Some may disagree, of course, arguing that a long-range plan is unnecessary since Panola has been coasting along during recent years and is still growing.
And that’s right. The problem with coasting, however, is that momentum ultimately winds down.
So let’s stop coasting. This year our leaders in government, business and industry need to map out a plan to prepare us for the future.
Former Panola Partnership director Blair Jernigan often pleaded his case for a strategic plan, emphasizing the need for a community-wide effort.
If a plan is in place, he said, it would move forward regardless of who is director of the Partnership, mayor of Batesville or in other positions of leadership.
One key to a successful plan is the Partnership itself, the quasi-government office that recruits industries, operates as the chamber of commerce, and oversees Batesville Main Street.
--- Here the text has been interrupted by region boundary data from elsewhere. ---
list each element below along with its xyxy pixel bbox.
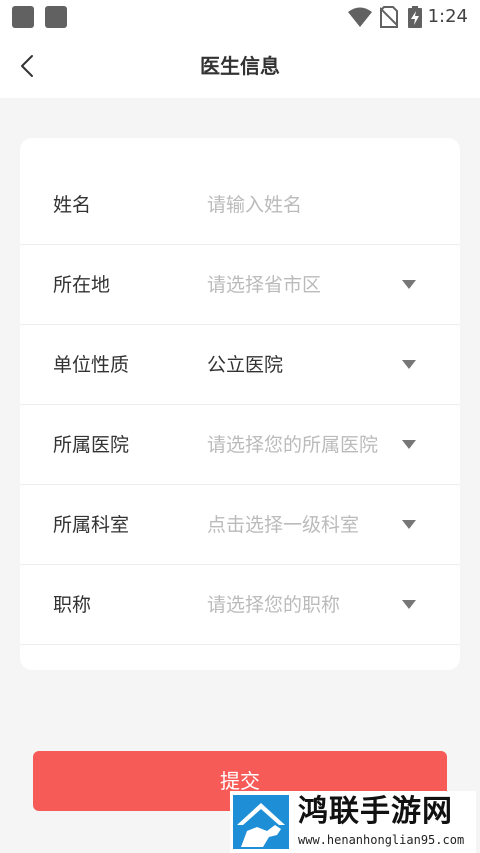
location-label: 所在地 xyxy=(53,274,111,296)
caret-down-icon xyxy=(402,440,416,449)
unit-type-label: 单位性质 xyxy=(53,354,130,376)
hospital-label: 所属医院 xyxy=(53,434,130,456)
form-row-hospital[interactable]: 所属医院 请选择您的所属医院 xyxy=(20,405,460,485)
department-select[interactable]: 点击选择一级科室 xyxy=(207,485,359,565)
page-title: 医生信息 xyxy=(200,54,280,78)
form-row-department[interactable]: 所属科室 点击选择一级科室 xyxy=(20,485,460,565)
name-input[interactable] xyxy=(207,185,437,225)
back-button[interactable] xyxy=(10,48,44,84)
unit-type-select[interactable]: 公立医院 xyxy=(207,325,283,405)
form-row-name[interactable]: 姓名 xyxy=(20,165,460,245)
department-label: 所属科室 xyxy=(53,514,130,536)
status-bar: 1:24 xyxy=(0,0,480,34)
caret-down-icon xyxy=(402,600,416,609)
doctor-info-form: 姓名 所在地 请选择省市区 单位性质 公立医院 所属医院 请选择您的所属医院 所… xyxy=(20,138,460,670)
caret-down-icon xyxy=(402,280,416,289)
location-select[interactable]: 请选择省市区 xyxy=(207,245,321,325)
nav-bar: 医生信息 xyxy=(0,34,480,98)
watermark: 鸿联手游网 www.henanhonglian95.com xyxy=(230,791,476,853)
status-time: 1:24 xyxy=(427,6,468,27)
title-label: 职称 xyxy=(53,594,92,616)
notification-square-icon xyxy=(45,6,67,28)
battery-charging-icon xyxy=(408,6,422,28)
house-bird-logo-icon xyxy=(233,795,289,849)
no-sim-icon xyxy=(380,6,398,28)
form-row-location[interactable]: 所在地 请选择省市区 xyxy=(20,245,460,325)
name-label: 姓名 xyxy=(53,194,92,216)
chevron-left-icon xyxy=(21,55,33,77)
hospital-select[interactable]: 请选择您的所属医院 xyxy=(207,405,378,485)
form-row-unit-type[interactable]: 单位性质 公立医院 xyxy=(20,325,460,405)
notification-square-icon xyxy=(12,6,34,28)
watermark-name: 鸿联手游网 xyxy=(298,794,453,829)
caret-down-icon xyxy=(402,360,416,369)
watermark-url: www.henanhonglian95.com xyxy=(298,833,465,847)
wifi-icon xyxy=(348,7,372,27)
title-select[interactable]: 请选择您的职称 xyxy=(207,565,340,645)
form-row-title[interactable]: 职称 请选择您的职称 xyxy=(20,565,460,645)
caret-down-icon xyxy=(402,520,416,529)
Considering the large percentage of manufacturing jobs in Panola County, many would be surprised to learn that the Partnership depends on one person, Sonny Simmons, and his small staff to do the recruiting and retention work that is crucial to maintaining our economic vitality.
By just supporting the Partnership through additional funding, manpower or a membership drive, our community can show a determination to pedal much faster into the future.
If some government report could explain the decline of the Delta, somewhere in the pages of facts and figures is the opinion that the leaders and laymen got comfortable and lazy.
Panola County seems quite comfortable at the moment. This year we will learn if we’re lazy, too.